# 154C connector



## WestCelt (Dec 14, 2010)

I have a road crossing light which I recently had rewired. Afterwards it seemed to work and the lights would flash back and forth when the train rolled over the switch. I now find that the right light goes on and stays on and only the left switch light flickers. curiously another light works just the opposite and the left light is always on and the right flickers off and on. There use to be what looked like masking tape on the under side of the switch but that is all gone now. Can someone explain the mechanics of how the light works and why it doesn't work now? And could someone tell me how to make the lights flash back and forth more like they do in real life instead of just a flicker-flicker?

Thanks in advance. 

Rolandhwell:


----------



## Massey (Apr 16, 2011)

Well first off did you rewire it correctly? did you get the logic board too hot when rewiring it? and not only that we dont know which crossing this is, there are prolly hundreds that have been sold over the years so we would need to know what brand and how the thing is hooked up to help.

Massey


----------



## Big Ed (Jun 16, 2009)

Massey said:


> Well first off did you rewire it correctly? did you get the logic board too hot when rewiring it? and not only that we dont know which crossing this is, there are prolly hundreds that have been sold over the years so we would need to know what brand and how the thing is hooked up to help.
> 
> Massey



I am guessing Lionel #252?


----------



## Massey (Apr 16, 2011)

Your guess is as good as mine Ed I dont even know what scale this guy is working with here. If it is Lionel stuff I will leave that to the ones that are more versed in it than I. I have only repaired and cleaned a couple of Lionel and they were newer models not the older stuff.

Massey


----------



## Big Ed (Jun 16, 2009)

154 contact connector?

Do you mean 153?

What did you rewire?

First tell us the number of the crossing gate, the 252 works off of a single light bulb and "reflects" the light to the red domes on the crossing, off what is called a lucite bar.

I guess your talking about a different crossing.


----------



## Big Ed (Jun 16, 2009)

Massey said:


> Your guess is as good as mine Ed I dont even know what scale this guy is working with here.
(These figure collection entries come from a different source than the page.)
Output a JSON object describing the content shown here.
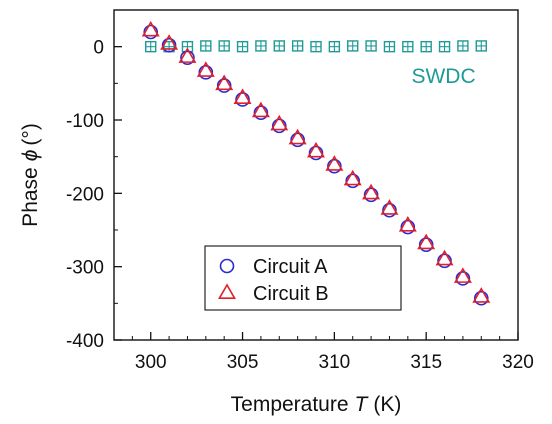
{
  "chart_data": {
    "type": "scatter",
    "title": "",
    "xlabel": "Temperature",
    "xlabel_symbol": "T",
    "xlabel_unit": "(K)",
    "ylabel": "Phase",
    "ylabel_symbol": "ϕ",
    "ylabel_unit": "(°)",
    "xlim": [
      298,
      320
    ],
    "ylim": [
      -400,
      50
    ],
    "x_ticks": [
      300,
      305,
      310,
      315,
      320
    ],
    "y_ticks": [
      0,
      -100,
      -200,
      -300,
      -400
    ],
    "grid": false,
    "legend_position": "lower-left",
    "series": [
      {
        "name": "Circuit A",
        "marker": "circle",
        "color": "#2a2ad0",
        "in_legend": true,
        "x": [
          300,
          301,
          302,
          303,
          304,
          305,
          306,
          307,
          308,
          309,
          310,
          311,
          312,
          313,
          314,
          315,
          316,
          317,
          318
        ],
        "y": [
          20,
          2,
          -15,
          -35,
          -53,
          -72,
          -90,
          -108,
          -127,
          -145,
          -163,
          -183,
          -202,
          -223,
          -246,
          -270,
          -292,
          -316,
          -343
        ]
      },
      {
        "name": "Circuit B",
        "marker": "triangle",
        "color": "#e0202a",
        "in_legend": true,
        "x": [
          300,
          301,
          302,
          303,
          304,
          305,
          306,
          307,
          308,
          309,
          310,
          311,
          312,
          313,
          314,
          315,
          316,
          317,
          318
        ],
        "y": [
          22,
          4,
          -14,
          -33,
          -51,
          -70,
          -88,
          -106,
          -125,
          -143,
          -161,
          -181,
          -200,
          -221,
          -244,
          -268,
          -290,
          -314,
          -341
        ]
      },
      {
        "name": "SWDC",
        "marker": "square-plus",
        "color": "#1f9a96",
        "in_legend": false,
        "x": [
          300,
          301,
          302,
          303,
          304,
          305,
          306,
          307,
          308,
          309,
          310,
          311,
          312,
          313,
          314,
          315,
          316,
          317,
          318
        ],
        "y": [
          0,
          0,
          0,
          1,
          1,
          0,
          1,
          1,
          1,
          0,
          0,
          1,
          1,
          0,
          0,
          0,
          0,
          1,
          1
        ]
      }
    ],
    "annotations": [
      {
        "text": "SWDC",
        "x": 314.2,
        "y": -40,
        "color": "#1f9a96"
      }
    ]
  }
}
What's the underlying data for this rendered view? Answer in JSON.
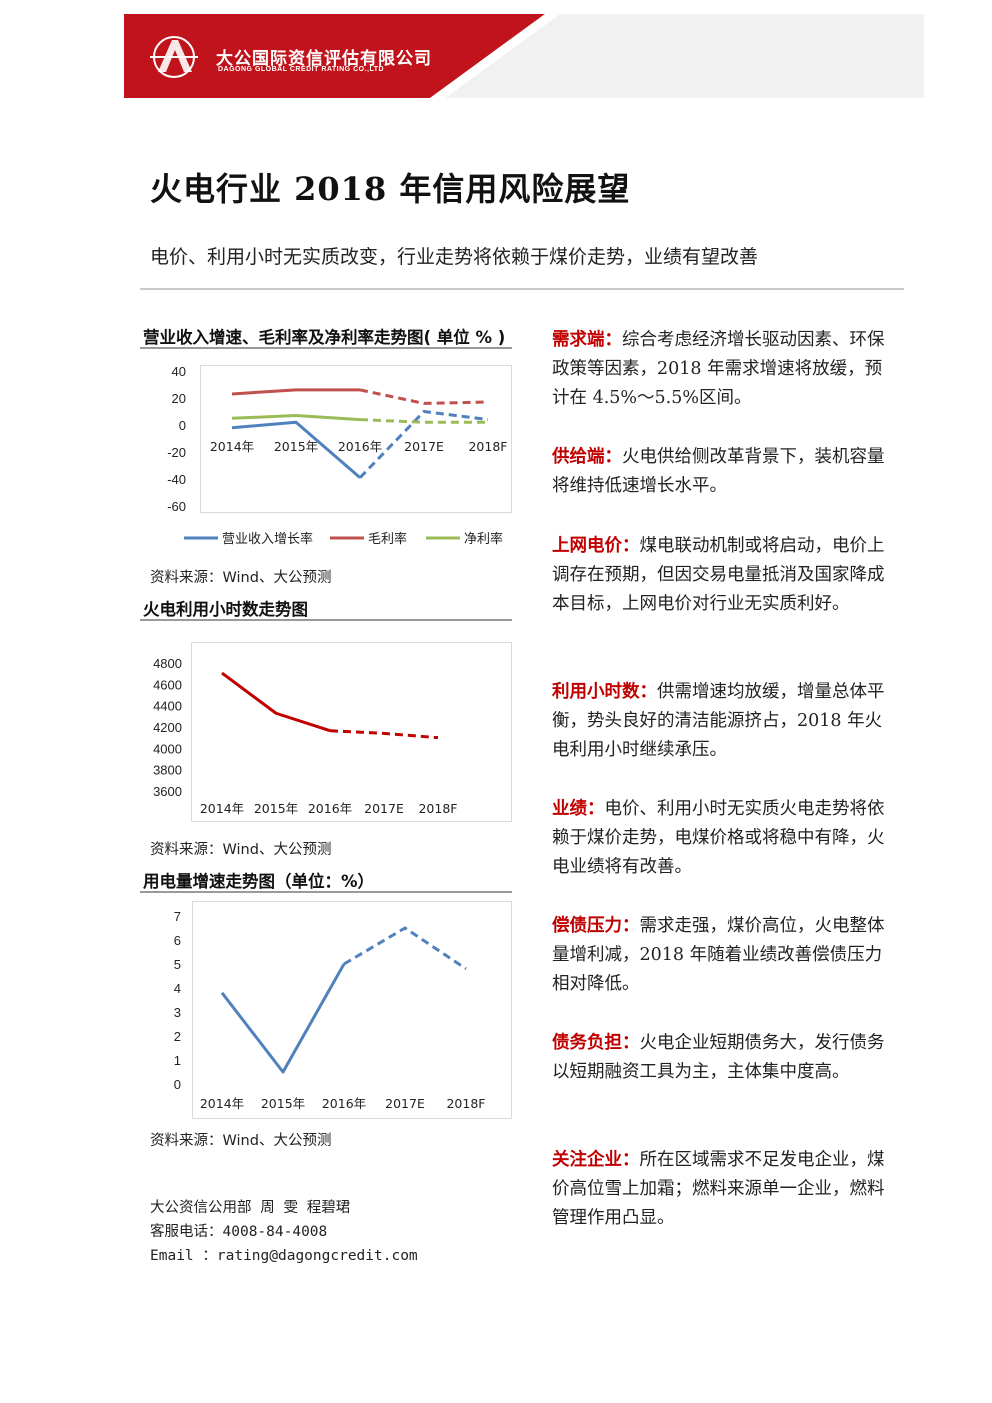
{
  "header": {
    "company_cn": "大公国际资信评估有限公司",
    "company_en": "DAGONG GLOBAL CREDIT RATING CO.,LTD",
    "brand_color": "#c0131b"
  },
  "title": "火电行业 2018 年信用风险展望",
  "subtitle": "电价、利用小时无实质改变，行业走势将依赖于煤价走势，业绩有望改善",
  "charts": {
    "chart1": {
      "title": "营业收入增速、毛利率及净利率走势图( 单位 % )",
      "source": "资料来源：Wind、大公预测",
      "legend": [
        "营业收入增长率",
        "毛利率",
        "净利率"
      ]
    },
    "chart2": {
      "title": "火电利用小时数走势图",
      "source": "资料来源：Wind、大公预测"
    },
    "chart3": {
      "title": "用电量增速走势图（单位：%）",
      "source": "资料来源：Wind、大公预测"
    }
  },
  "chart_data": [
    {
      "type": "line",
      "title": "营业收入增速、毛利率及净利率走势图( 单位 % )",
      "categories": [
        "2014年",
        "2015年",
        "2016年",
        "2017E",
        "2018F"
      ],
      "ylim": [
        -60,
        40
      ],
      "yticks": [
        40,
        20,
        0,
        -20,
        -40,
        -60
      ],
      "forecast_from_index": 2,
      "legend_position": "bottom",
      "series": [
        {
          "name": "营业收入增长率",
          "color": "#4f81bd",
          "values": [
            -2,
            2,
            -39,
            10,
            4
          ]
        },
        {
          "name": "毛利率",
          "color": "#c0504d",
          "values": [
            23,
            26,
            26,
            16,
            17
          ]
        },
        {
          "name": "净利率",
          "color": "#9bbb59",
          "values": [
            5,
            7,
            4,
            2,
            2
          ]
        }
      ]
    },
    {
      "type": "line",
      "title": "火电利用小时数走势图",
      "categories": [
        "2014年",
        "2015年",
        "2016年",
        "2017E",
        "2018F"
      ],
      "ylim": [
        3600,
        4800
      ],
      "yticks": [
        4800,
        4600,
        4400,
        4200,
        4000,
        3800,
        3600
      ],
      "forecast_from_index": 2,
      "series": [
        {
          "color": "#c00000",
          "values": [
            4706,
            4329,
            4165,
            4140,
            4100
          ]
        }
      ]
    },
    {
      "type": "line",
      "title": "用电量增速走势图（单位：%）",
      "categories": [
        "2014年",
        "2015年",
        "2016年",
        "2017E",
        "2018F"
      ],
      "ylim": [
        0,
        7
      ],
      "yticks": [
        7,
        6,
        5,
        4,
        3,
        2,
        1,
        0
      ],
      "forecast_from_index": 2,
      "series": [
        {
          "color": "#4f81bd",
          "values": [
            3.8,
            0.5,
            5.0,
            6.5,
            4.8
          ]
        }
      ]
    }
  ],
  "contact": {
    "line1": "大公资信公用部   周   雯   程碧珺",
    "line2": "客服电话：4008-84-4008",
    "line3": "Email    ：rating@dagongcredit.com"
  },
  "sections": [
    {
      "label": "需求端：",
      "text": "综合考虑经济增长驱动因素、环保政策等因素，2018 年需求增速将放缓，预计在 4.5%～5.5%区间。"
    },
    {
      "label": "供给端：",
      "text": "火电供给侧改革背景下，装机容量将维持低速增长水平。"
    },
    {
      "label": "上网电价：",
      "text": "煤电联动机制或将启动，电价上调存在预期，但因交易电量抵消及国家降成本目标，上网电价对行业无实质利好。"
    },
    {
      "label": "利用小时数：",
      "text": "供需增速均放缓，增量总体平衡，势头良好的清洁能源挤占，2018 年火电利用小时继续承压。"
    },
    {
      "label": "业绩：",
      "text": "电价、利用小时无实质火电走势将依赖于煤价走势，电煤价格或将稳中有降，火电业绩将有改善。"
    },
    {
      "label": "偿债压力：",
      "text": "需求走强，煤价高位，火电整体量增利减，2018 年随着业绩改善偿债压力相对降低。"
    },
    {
      "label": "债务负担：",
      "text": "火电企业短期债务大，发行债务以短期融资工具为主，主体集中度高。"
    },
    {
      "label": "关注企业：",
      "text": "所在区域需求不足发电企业，煤价高位雪上加霜；燃料来源单一企业，燃料管理作用凸显。"
    }
  ]
}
If it is Lionel stuff I will leave that to the ones that are more versed in it than I. I have only repaired and cleaned a couple of Lionel and they were newer models not the older stuff.
> 
> Massey



Yes it must be a fast track crossing. The #252 really does not have any wiring except to hook it up.
I know nothing about fast track gunrunner should know.


----------



## Massey (Apr 16, 2011)

Of the Lionel engines I have repaired one was a siezed motor which I ordered a new one from Lionel and installed just like the factory and the other engine was all torn apart and the guy that did it didnt know how to put it back together. It was in a box full of this and that most of it was not part of the train. Both engines were newer plastic bodies and 3 rail O.

Massey


----------



## gunrunnerjohn (Nov 10, 2010)

The best way to get the lights blinking is to use an electronic flashing circuit. You won't get that effect from the #154 track adapter.


----------



## NIMT (Jan 6, 2011)

Roland,
The 154C connector is a reed pressure switch. The switch is a contact surface that the wheels of the train cause a contact with the rail powering the light. It sounds like one of the contacts is bent or out of adjustment or possibly dirty. You will notice that the inside of contact plate of the 154C Contactors has a layer of insulating paper. This layer keeps the electrical circuit normally open. Whenever a car truck passes over the contactor the circuit is completed through the car wheels and the fIagman operates. Keep top of contactor clean. 
Readjust them by carefully bending them to make them the same height off the rails closer the better they will work. The reason your two lights work opposite is that when the signal was rewired it was wired the opposite of the other signal light no harm it will still work.
To get them to flash evenly and all the time when a train is present would require some modern technology like a flasher circuit and a occupancy detector circuit!


----------



## gunrunnerjohn (Nov 10, 2010)

Uhh Sean, that's not it, no reed switch here!

The rest of your description seems correct.


----------